Closed LONGRYUU closed 3 years ago
So the output of sigmoid layer is a probability distribution over the 990 attributions, is it? And z is the feature vector before the sigmoid layer with size of 990?
So the output of sigmoid layer is a probability distribution over the 990 attributions, is it? And z is the feature vector before the sigmoid layer with size of 990?
Yes.
Are you planning to update your paper on arxiv? I'd like to try some ideas but in lack of the correct scores of your approach. Specifically, the results in Table 2 are not updated so I can not make fair comparison with your approach and other baselines you employed.
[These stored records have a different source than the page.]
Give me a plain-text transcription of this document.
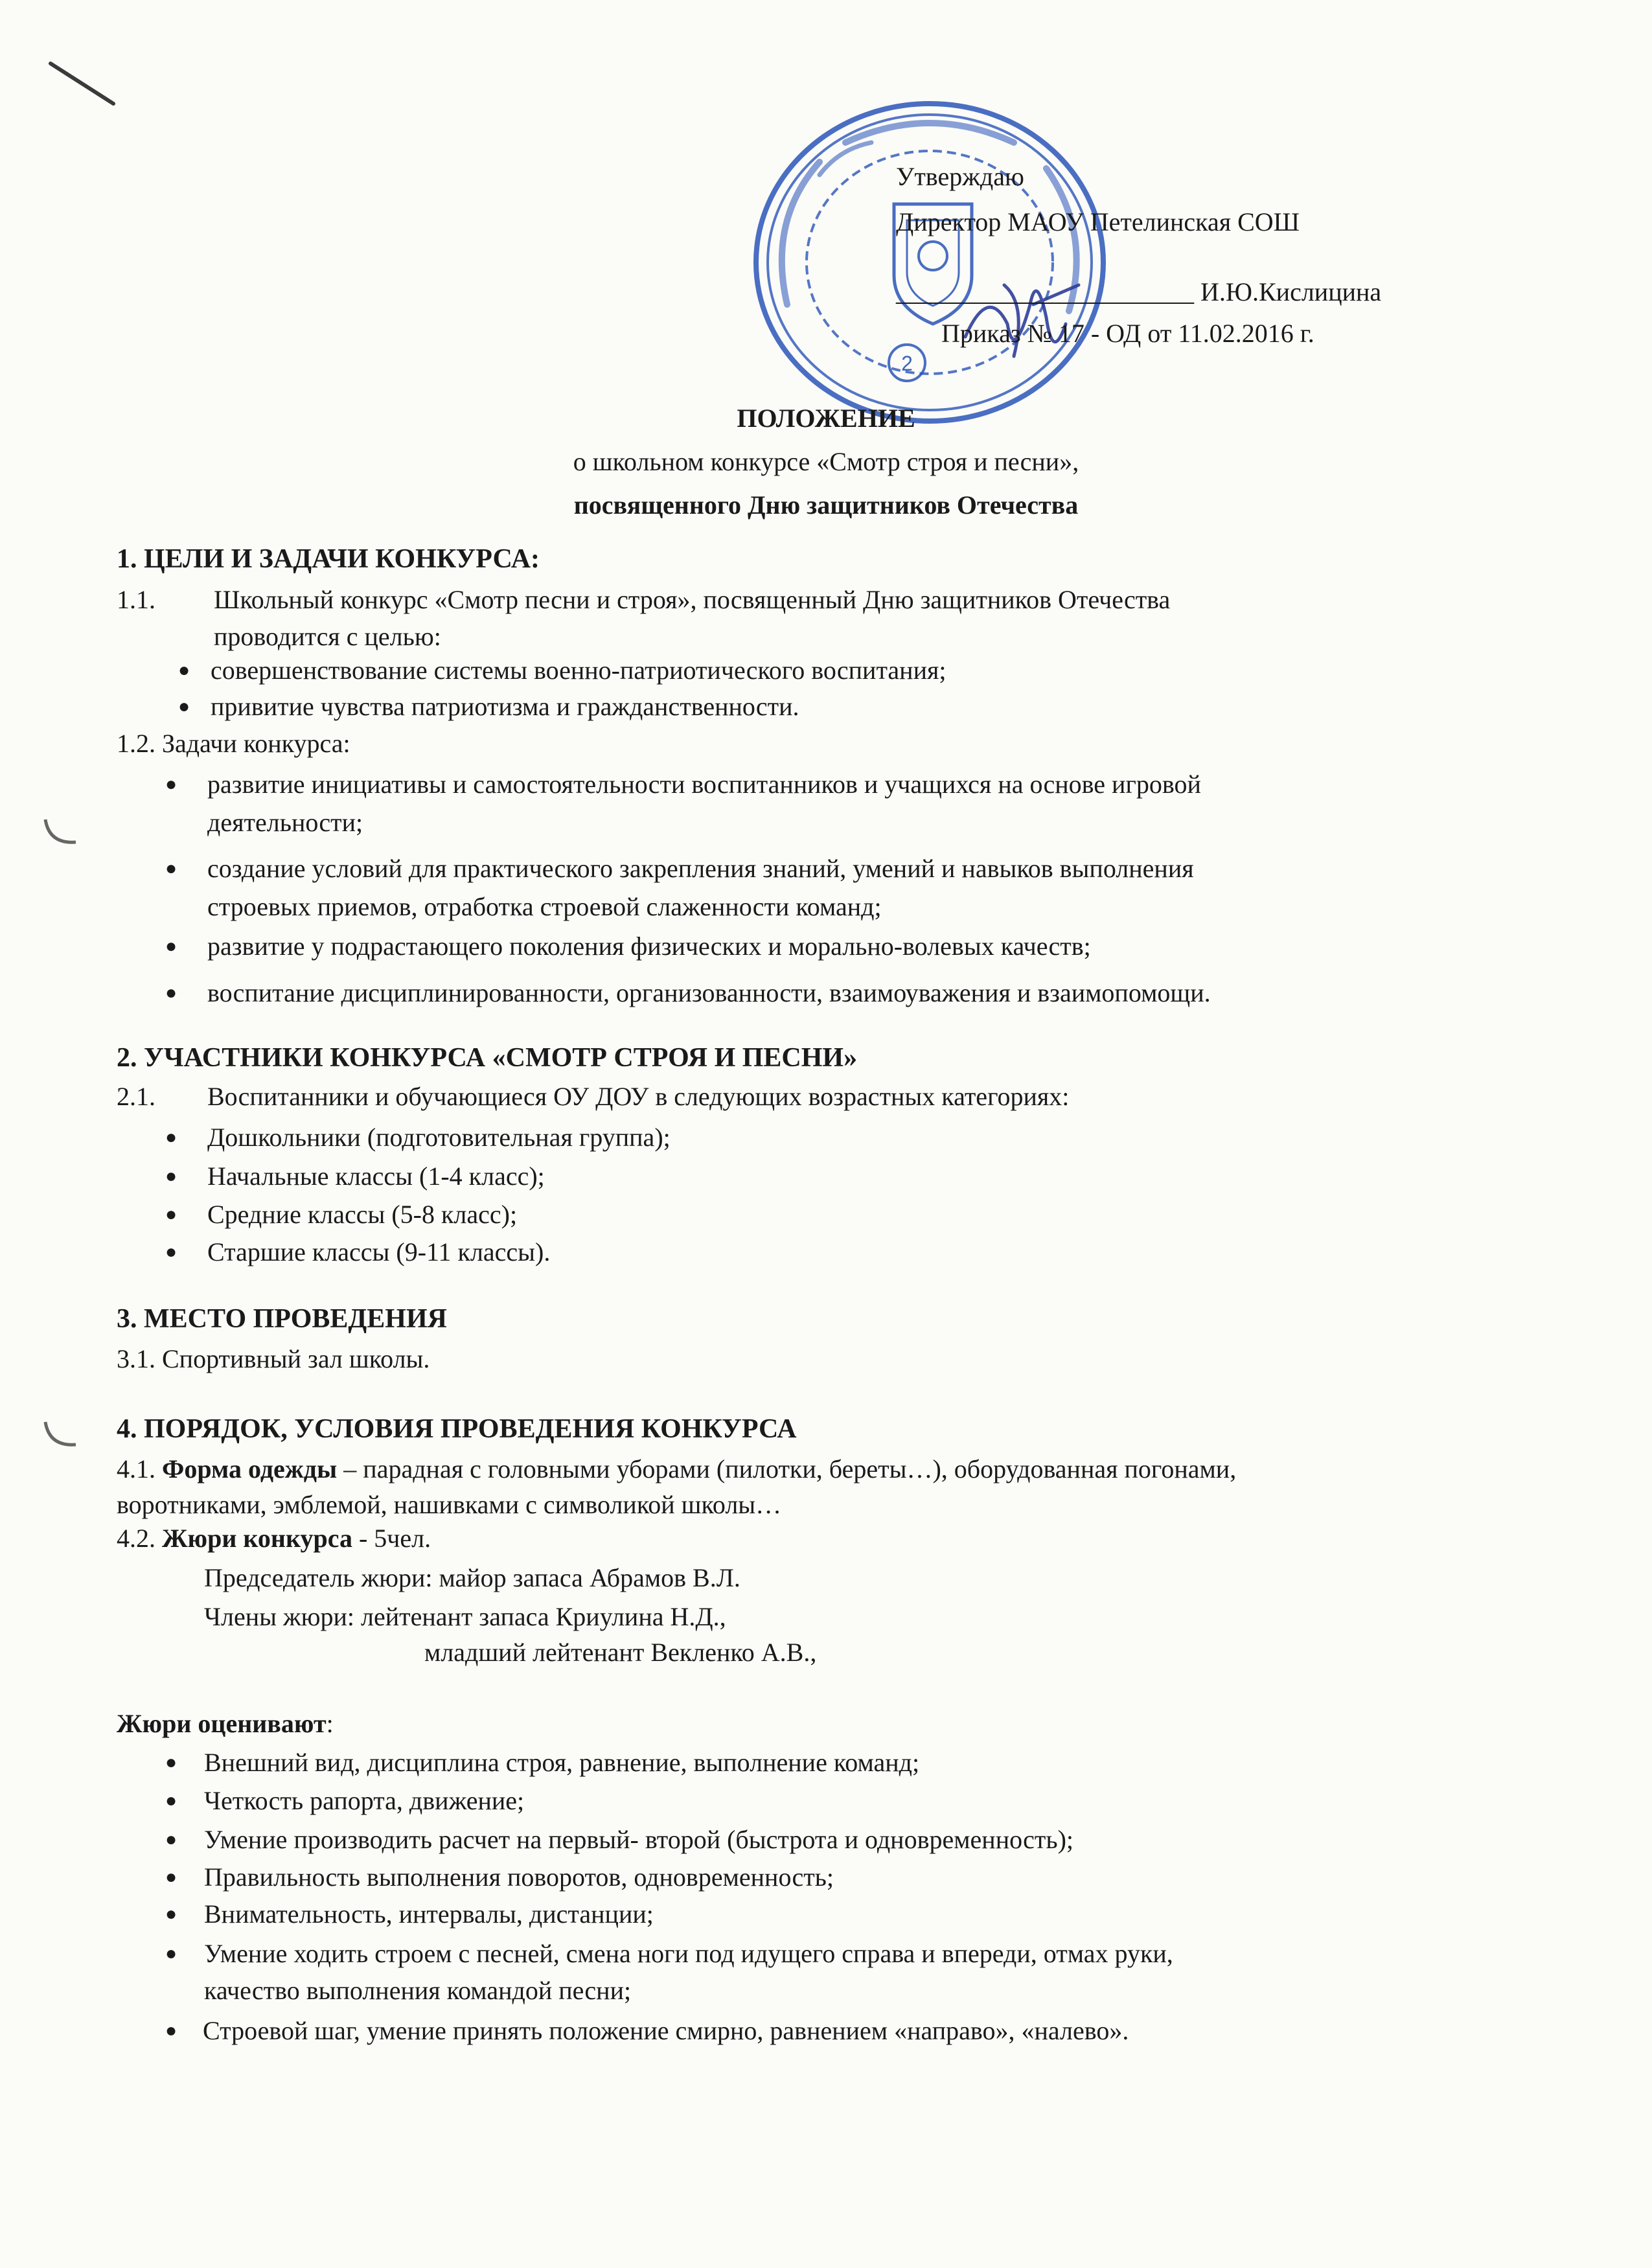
2
Утверждаю
Директор МАОУ Петелинская СОШ
_______________________ И.Ю.Кислицина
Приказ № 17 - ОД от 11.02.2016 г.
ПОЛОЖЕНИЕ
о школьном конкурсе «Смотр строя и песни»,
посвященного Дню защитников Отечества
1. ЦЕЛИ И ЗАДАЧИ КОНКУРСА:
1.1. Школьный конкурс «Смотр песни и строя», посвященный Дню защитников Отечества
проводится с целью:
● совершенствование системы военно-патриотического воспитания;
● привитие чувства патриотизма и гражданственности.
1.2. Задачи конкурса:
● развитие инициативы и самостоятельности воспитанников и учащихся на основе игровой
деятельности;
● создание условий для практического закрепления знаний, умений и навыков выполнения
строевых приемов, отработка строевой слаженности команд;
● развитие у подрастающего поколения физических и морально-волевых качеств;
● воспитание дисциплинированности, организованности, взаимоуважения и взаимопомощи.
2. УЧАСТНИКИ КОНКУРСА «СМОТР СТРОЯ И ПЕСНИ»
2.1. Воспитанники и обучающиеся ОУ ДОУ в следующих возрастных категориях:
● Дошкольники (подготовительная группа);
● Начальные классы (1-4 класс);
● Средние классы (5-8 класс);
● Старшие классы (9-11 классы).
3. МЕСТО ПРОВЕДЕНИЯ
3.1. Спортивный зал школы.
4. ПОРЯДОК, УСЛОВИЯ ПРОВЕДЕНИЯ КОНКУРСА
4.1. Форма одежды – парадная с головными уборами (пилотки, береты…), оборудованная погонами,
воротниками, эмблемой, нашивками с символикой школы…
4.2. Жюри конкурса - 5чел.
Председатель жюри: майор запаса Абрамов В.Л.
Члены жюри: лейтенант запаса Криулина Н.Д.,
младший лейтенант Векленко А.В.,
Жюри оценивают:
● Внешний вид, дисциплина строя, равнение, выполнение команд;
● Четкость рапорта, движение;
● Умение производить расчет на первый- второй (быстрота и одновременность);
● Правильность выполнения поворотов, одновременность;
● Внимательность, интервалы, дистанции;
● Умение ходить строем с песней, смена ноги под идущего справа и впереди, отмах руки,
качество выполнения командой песни;
● Строевой шаг, умение принять положение смирно, равнением «направо», «налево».
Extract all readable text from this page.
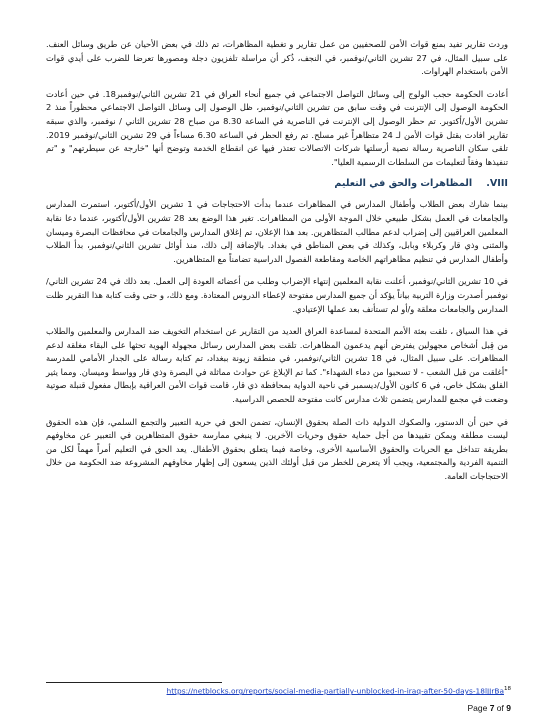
وردت تقارير تفيد بمنع قوات الأمن للصحفيين من عمل تقارير و تغطية المظاهرات، تم ذلك في بعض الأحيان عن طريق وسائل العنف. على سبيل المثال، في 27 تشرين الثاني/نوفمبر، في النجف، ذُكر أن مراسلة تلفزيون دجلة ومصورها تعرضا للضرب على أيدي قوات الأمن باستخدام الهراوات.

أعادت الحكومة حجب الولوج إلى وسائل التواصل الاجتماعي في جميع أنحاء العراق في 21 تشرين الثاني/نوفمبر18. في حين أعادت الحكومة الوصول إلى الإنترنت في وقت سابق من تشرين الثاني/نوفمبر، ظل الوصول إلى وسائل التواصل الاجتماعي محظوراً منذ 2 تشرين الأول/أكتوبر. تم حظر الوصول إلى الإنترنت في الناصرية في الساعة 8.30 من صباح 28 تشرين الثاني / نوفمبر، والذي سبقه تقارير افادت بقتل قوات الأمن لـ 24 متظاهراً غير مسلح. تم رفع الحظر في الساعة 6.30 مساءاً في 29 تشرين الثاني/نوفمبر 2019. تلقى سكان الناصرية رسالة نصية أرسلتها شركات الاتصالات تعتذر فيها عن انقطاع الخدمة وتوضح أنها "خارجة عن سيطرتهم" و "تم تنفيذها وفقاً لتعليمات من السلطات الرسمية العليا".

VIII.
المظاهرات والحق في التعليم

بينما شارك بعض الطلاب وأطفال المدارس في المظاهرات عندما بدأت الاحتجاجات في 1 تشرين الأول/أكتوبر، استمرت المدارس والجامعات في العمل بشكل طبيعي خلال الموجة الأولى من المظاهرات. تغير هذا الوضع بعد 28 تشرين الأول/أكتوبر، عندما دعا نقابة المعلمين العراقيين إلى إضراب لدعم مطالب المتظاهرين. بعد هذا الإعلان، تم إغلاق المدارس والجامعات في محافظات البصرة وميسان والمثنى وذي قار وكربلاء وبابل، وكذلك في بعض المناطق في بغداد. بالإضافة إلى ذلك، منذ أوائل تشرين الثاني/نوفمبر، بدأ الطلاب وأطفال المدارس في تنظيم مظاهراتهم الخاصة ومقاطعة الفصول الدراسية تضامناً مع المتظاهرين.

في 10 تشرين الثاني/نوفمبر، أعلنت نقابة المعلمين إنتهاء الإضراب وطلب من أعضائه العودة إلى العمل. بعد ذلك في 24 تشرين الثاني/نوفمبر أصدرت وزارة التربية بياناً يؤكد أن جميع المدارس مفتوحة لإعطاء الدروس المعتادة. ومع ذلك، و حتى وقت كتابة هذا التقرير ظلت المدارس والجامعات معلقة و/أو لم تستأنف بعد عملها الإعتيادي.

في هذا السياق ، تلقت بعثة الأمم المتحدة لمساعدة العراق العديد من التقارير عن استخدام التخويف ضد المدارس والمعلمين والطلاب من قِبل أشخاص مجهولين يفترض أنهم يدعمون المظاهرات. تلقت بعض المدارس رسائل مجهولة الهوية تحثها على البقاء مغلقة لدعم المظاهرات. على سبيل المثال، في 18 تشرين الثاني/نوفمبر، في منطقة زيونة ببغداد، تم كتابة رسالة على الجدار الأمامي للمدرسة "أغلقت من قبل الشعب - لا تسحبوا من دماء الشهداء". كما تم الإبلاغ عن حوادث مماثلة في البصرة وذي قار وواسط وميسان. ومما يثير القلق بشكل خاص، في 6 كانون الأول/ديسمبر في ناحية الدواية بمحافظة ذي قار، قامت قوات الأمن العراقية بإبطال مفعول قنبلة صوتية وضعت في مجمع للمدارس يتضمن ثلاث مدارس كانت مفتوحة للحصص الدراسية.

في حين أن الدستور، والصكوك الدولية ذات الصلة بحقوق الإنسان، تضمن الحق في حرية التعبير والتجمع السلمي، فإن هذه الحقوق ليست مطلقة ويمكن تقييدها من أجل حماية حقوق وحريات الآخرين. لا ينبغي ممارسة حقوق المتظاهرين في التعبير عن مخاوفهم بطريقة تتداخل مع الحريات والحقوق الأساسية الأخرى، وخاصة فيما يتعلق بحقوق الأطفال. يعد الحق في التعليم أمراً مهماً لكل من التنمية الفردية والمجتمعية، ويجب ألا يتعرض للخطر من قبل أولئك الذين يسعون إلى إظهار مخاوفهم المشروعة ضد الحكومة من خلال الاحتجاجات العامة.

https://netblocks.org/reports/social-media-partially-unblocked-in-iraq-after-50-days-18lJJrBa$^{18}$
Page 7 of 9
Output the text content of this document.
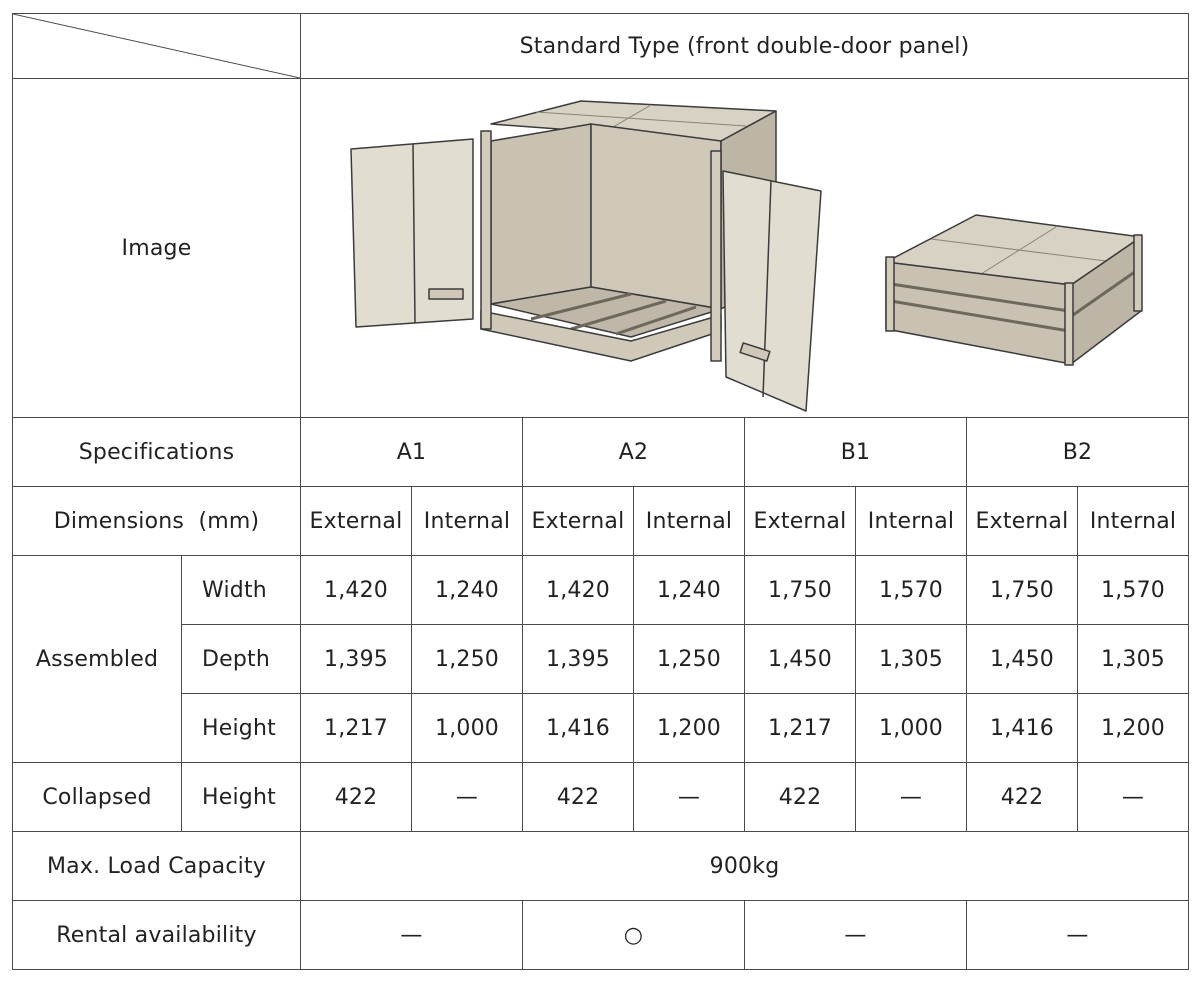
	Standard Type (front double-door panel)							
Image	

Specifications		A1		A2		B1		B2	
Dimensions  (mm)		External	Internal	External	Internal	External	Internal	External	Internal
Assembled	Width	1,420	1,240	1,420	1,240	1,750	1,570	1,750	1,570
	Depth	1,395	1,250	1,395	1,250	1,450	1,305	1,450	1,305
	Height	1,217	1,000	1,416	1,200	1,217	1,000	1,416	1,200
Collapsed	Height	422	—	422	—	422	—	422	—
Max. Load Capacity		900kg							
Rental availability		—		○		—		—	
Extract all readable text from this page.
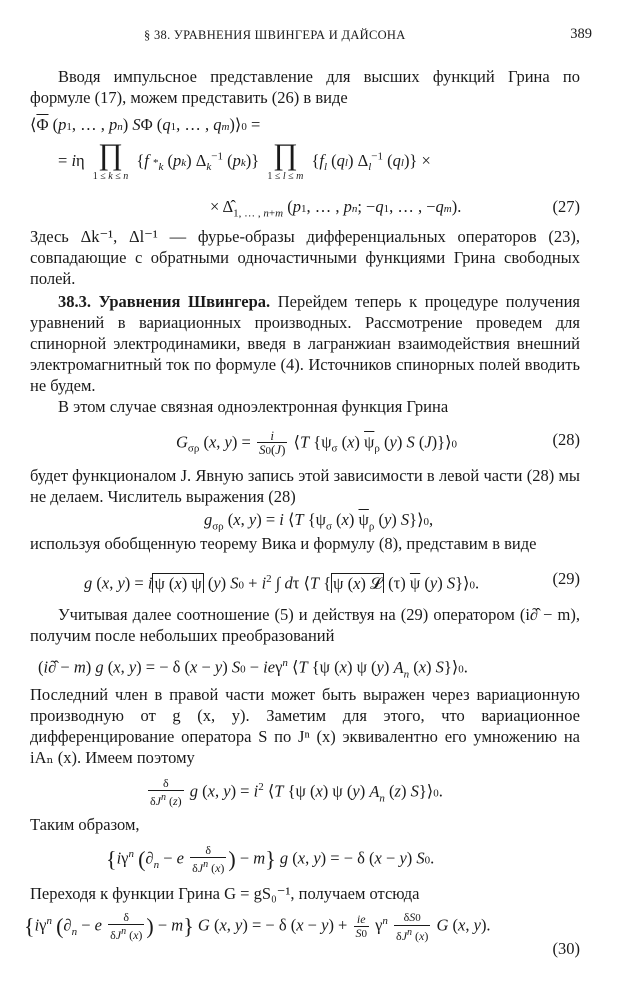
§ 38. УРАВНЕНИЯ ШВИНГЕРА И ДАЙСОНА	389
Вводя импульсное представление для высших функций Грина по формуле (17), можем представить (26) в виде
$⟨\overline{\Phi}$ (p1, … , pn) SΦ (q1, … , qm)⟩0 =
= iη ∏
1 ≤ k ≤ n
{f $*_k$ (pk) $\Delta_k^{-1}$ (pk)} ∏
1 ≤ l ≤ m
{$f_l$ (ql) $\Delta_l^{-1}$ (ql)} ×
× $\Deltâ_{1, \dots , n+m}$ (p1, … , pn; −q1, … , −qm).	(27)
Здесь Δk⁻¹, Δl⁻¹ — фурье-образы дифференциальных операторов (23), совпадающие с обратными одночастичными функциями Грина свободных полей.
38.3. Уравнения Швингера. Перейдем теперь к процедуре получения уравнений в вариационных производных. Рассмотрение проведем для спинорной электродинамики, введя в лагранжиан взаимодействия внешний электромагнитный ток по формуле (4). Источников спинорных полей вводить не будем.
В этом случае связная одноэлектронная функция Грина
$G_{\sigma\rho}$ (x, $y) = \frac{i}{S0(J)}$ ⟨T {$\psi_\sigma$ (x) $\overline{\psi}_\rho$ (y) S (J)}⟩0	(28)
будет функционалом J. Явную запись этой зависимости в левой части (28) мы не делаем. Числитель выражения (28)
$g_{\sigma\rho}$ (x, y) = i ⟨T {$\psi_\sigma$ (x) $\overline{\psi}_\rho$ (y) S}⟩0,
используя обобщенную теорему Вика и формулу (8), представим в виде
g (x, y) = i ψ (x) $\overline{\psi}$ (y) $S0 + i^2$ ∫ dτ ⟨T { ψ (x) 𝓛 (τ) $\overline{\psi}$ (y) S}⟩0.	(29)
Учитывая далее соотношение (5) и действуя на (29) оператором (i∂̂ − m), получим после небольших преобразований
(i∂̂ − m) g (x, y) = − δ (x − y) S0 − ieγ$^n$ ⟨T {ψ (x) ψ (y) $A_n$ (x) S}⟩0.
Последний член в правой части может быть выражен через вариационную производную от g (x, y). Заметим для этого, что вариационное дифференцирование оператора S по Jⁿ (x) эквивалентно его умножению на iAₙ (x). Имеем поэтому
$\frac{\delta}{\delta J^n (z)}$ g (x, $y) = i^2$ ⟨T {ψ (x) ψ (y) $A_n$ (z) S}⟩0.
Таким образом,
{$i\gamma^n$ ($\partial_n - e \frac{\delta}{\delta J^n (x)}$ ) − m} g (x, y) = − δ (x − y) S0.
Переходя к функции Грина G = gS₀⁻¹, получаем отсюда
{$i\gamma^n$ ($\partial_n - e \frac{\delta}{\delta J^n (x)}$ ) − m} G (x, y) = − δ $(x - y) + \frac{ie}{S0} \gamma^n \frac{\delta S0}{\delta J^n (x)}$ G (x, y).
(30)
Are you planning to update your paper on arxiv? I'd like to try some ideas but in lack of the correct scores of your approach. Specifically, the results in Table 2 are not updated so I can not make fair comparison with your approach and other baselines you employed.
Yes, please wait 1 or 2 weeks.
I got some puzzles while reading your paper.
1.How to get the attribute vector z? More specifically, how to transfer the image features into vector z? In the paper, z is obtained from a feed-forward layer, what functions in pytorch did you use to combine this layer? Linear functions or convolutional layers? There could be several strategies to compress the 3-dimension image features into a vector.
2.In formulation 8, the subscript 1/n is put out of the brackets, is it a typo error? Does it mean β P(1) √(P(2)) or β √(P(1) P(2))?